Any history of Hollyford village, brief or otherwise, must mention the Barrack. In 1920 twelve RIC Constables or Peelers as they were called were stationed there. They were regarded as the eyes and ears of the British establishment and therefore a thorn in the side of the local IRA. Since the previous year (1919) the IRA had developed a policy of attacking police barracks throughout the country and forcing their closure thereby reducing the flow of information to Dublin Castle.
On the night of the 11-12th of May 1920 it was the turn of Hollyford Barracks. The local IRA with its leaders assembled at Phil Shanahan’s house on the Glenough road on the 11th of May. At this time Phil was a member of the first Dáil, elected from a Dublin constituency as he was living and running a public house there. He fought in Jacobs Factory under Thomas McDonagh on Easter Week 1916. It was decided the attack would be led by Earnie O Malley an organizer for the IRA who moved around to various Brigades throughout the country. His second in command was Seamus Robinson o/c South Tipp Brigade. Another officer was Seán Treacy, whose mother Bridget Allis was from Lacknacreena. A few years earlier, Seán would have been passing by the Barrack every day on his way to Hollyford School from his mother’s house. Dan Breen who was Q.M.G. of the Brigade, Comdt. Tadgh O Dwyer, Captain Paddy O’Dwyer and Lt. Jim O Gorman. Roads were blocked in the vicinity and telephone lines were cut. Robinson and O’Malley, with the help of ladders, got on to the roof and with lump hammers broke holes in the slates. They then dropped hand grenades and petrol in through the holes. With the help of turf sods already soaked in petrol they set them on fire and dropped them through the holes. The fire on the upper floor escalated. While all this was happening Seán Treacy, with his covering party, concentrated their fire on the port holes which kept the occupants pinned down. The battle went on all night and as daylight approached the attackers had to withdraw without dislodging the police. While they did not achieve their aim to capture guns and ammunition, they did enough damage to ensure the RIC left Hollyford immediately never to return. That was a good night’s work.

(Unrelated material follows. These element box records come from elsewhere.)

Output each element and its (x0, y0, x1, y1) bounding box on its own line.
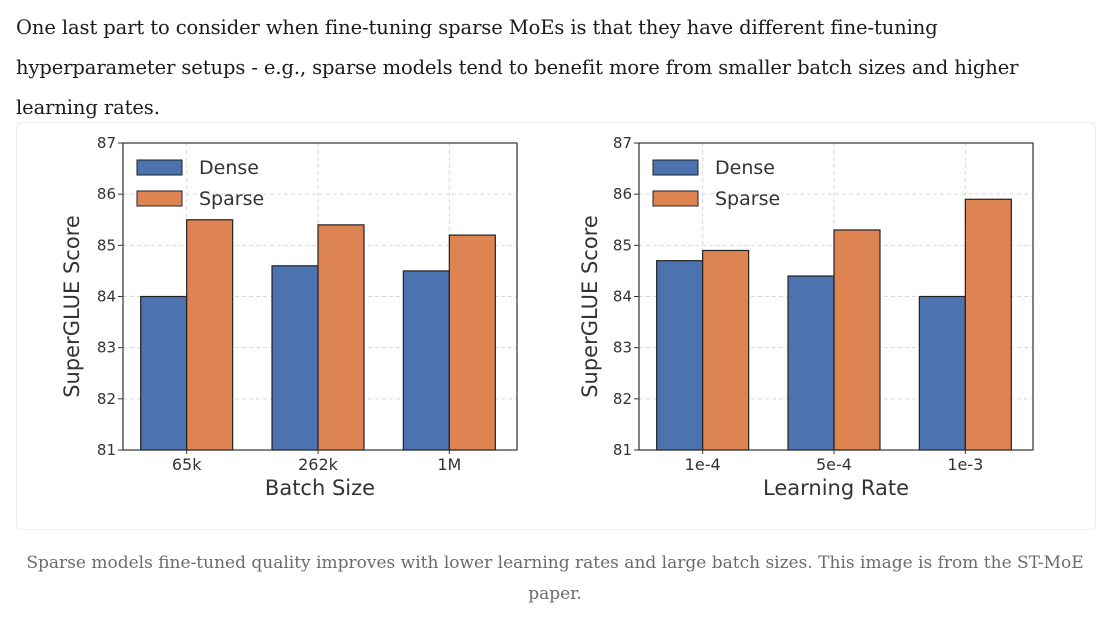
legend-swatch-dense (652, 159, 699, 176)
bar-sparse-1M (448, 234, 496, 451)
legend-swatch-sparse (136, 190, 183, 207)
chart-panel-1: 81 82 83 84 85 86 87 1e-4 5e-4 1e-3 Learning Rate S… (578, 134, 1034, 500)
y-axis-label: SuperGLUE Score (60, 215, 84, 398)
x-tick-label: 5e-4 (816, 455, 852, 474)
bar-dense-1M (402, 270, 450, 451)
bar-dense-5e-4 (787, 275, 835, 451)
bar-dense-262k (271, 265, 319, 451)
bar-dense-1e-4 (656, 260, 704, 451)
legend-label-dense: Dense (715, 157, 775, 179)
bar-dense-65k (140, 295, 188, 451)
y-tick-label: 85 (97, 236, 116, 254)
bar-sparse-5e-4 (833, 229, 881, 451)
chart-figure: 81 82 83 84 85 86 87 65k 262k 1M Batch Size SuperGL… (60, 134, 1034, 500)
chart-panel-0: 81 82 83 84 85 86 87 65k 262k 1M Batch Size SuperGL… (60, 134, 518, 500)
legend-label-sparse: Sparse (199, 188, 264, 210)
y-tick-label: 84 (97, 288, 116, 306)
y-tick-label: 82 (613, 390, 632, 408)
x-axis-label: Learning Rate (763, 476, 909, 500)
y-tick-label: 84 (613, 288, 632, 306)
y-tick-label: 81 (97, 441, 116, 459)
x-axis-label: Batch Size (265, 476, 375, 500)
legend-label-dense: Dense (199, 157, 259, 179)
x-tick-label: 1M (437, 455, 461, 474)
bar-sparse-1e-4 (702, 249, 750, 451)
bar-sparse-262k (317, 224, 365, 451)
y-tick-label: 85 (613, 236, 632, 254)
legend-swatch-dense (136, 159, 183, 176)
y-tick-label: 82 (97, 390, 116, 408)
figure-caption: Sparse models fine-tuned quality improve… (26, 553, 1084, 604)
plot-frame (638, 142, 1034, 451)
x-tick-label: 1e-3 (947, 455, 983, 474)
article-paragraph: One last part to consider when fine-tuni… (16, 16, 1019, 119)
plot-frame (122, 142, 518, 451)
x-tick-label: 262k (298, 455, 339, 474)
bar-dense-1e-3 (918, 295, 966, 451)
y-axis-label: SuperGLUE Score (578, 215, 602, 398)
x-tick-label: 1e-4 (685, 455, 721, 474)
bar-sparse-1e-3 (964, 198, 1012, 451)
legend-swatch-sparse (652, 190, 699, 207)
y-tick-label: 87 (97, 134, 116, 152)
y-tick-label: 83 (97, 339, 116, 357)
y-tick-label: 83 (613, 339, 632, 357)
y-tick-label: 86 (97, 185, 116, 203)
y-tick-label: 87 (613, 134, 632, 152)
legend-label-sparse: Sparse (715, 188, 780, 210)
x-tick-label: 65k (172, 455, 202, 474)
y-tick-label: 81 (613, 441, 632, 459)
bar-sparse-65k (186, 219, 234, 451)
figure-card: 81 82 83 84 85 86 87 65k 262k 1M Batch Size SuperGL… (16, 122, 1096, 530)
y-tick-label: 86 (613, 185, 632, 203)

The next occupants, after the Treaty, were the Gárda Síochána. My first memory of the Gárda personnel in Hollyford was in 1948. They were Sgt Ryan, Gárda Casey, Gárda Ben, and Gárda Slattery. Why three Gárdí and a Sgt. were needed in Hollyford is beyond understanding. Various changes in personnel took place in the 1950s until Gárda Maurice Slattery was the only Gárda left in Hollyford. In 1965, after a lifetime in the Gárdí, he retired and he and his family moved to Limerick. He was the last Gárda to serve in Hollyford.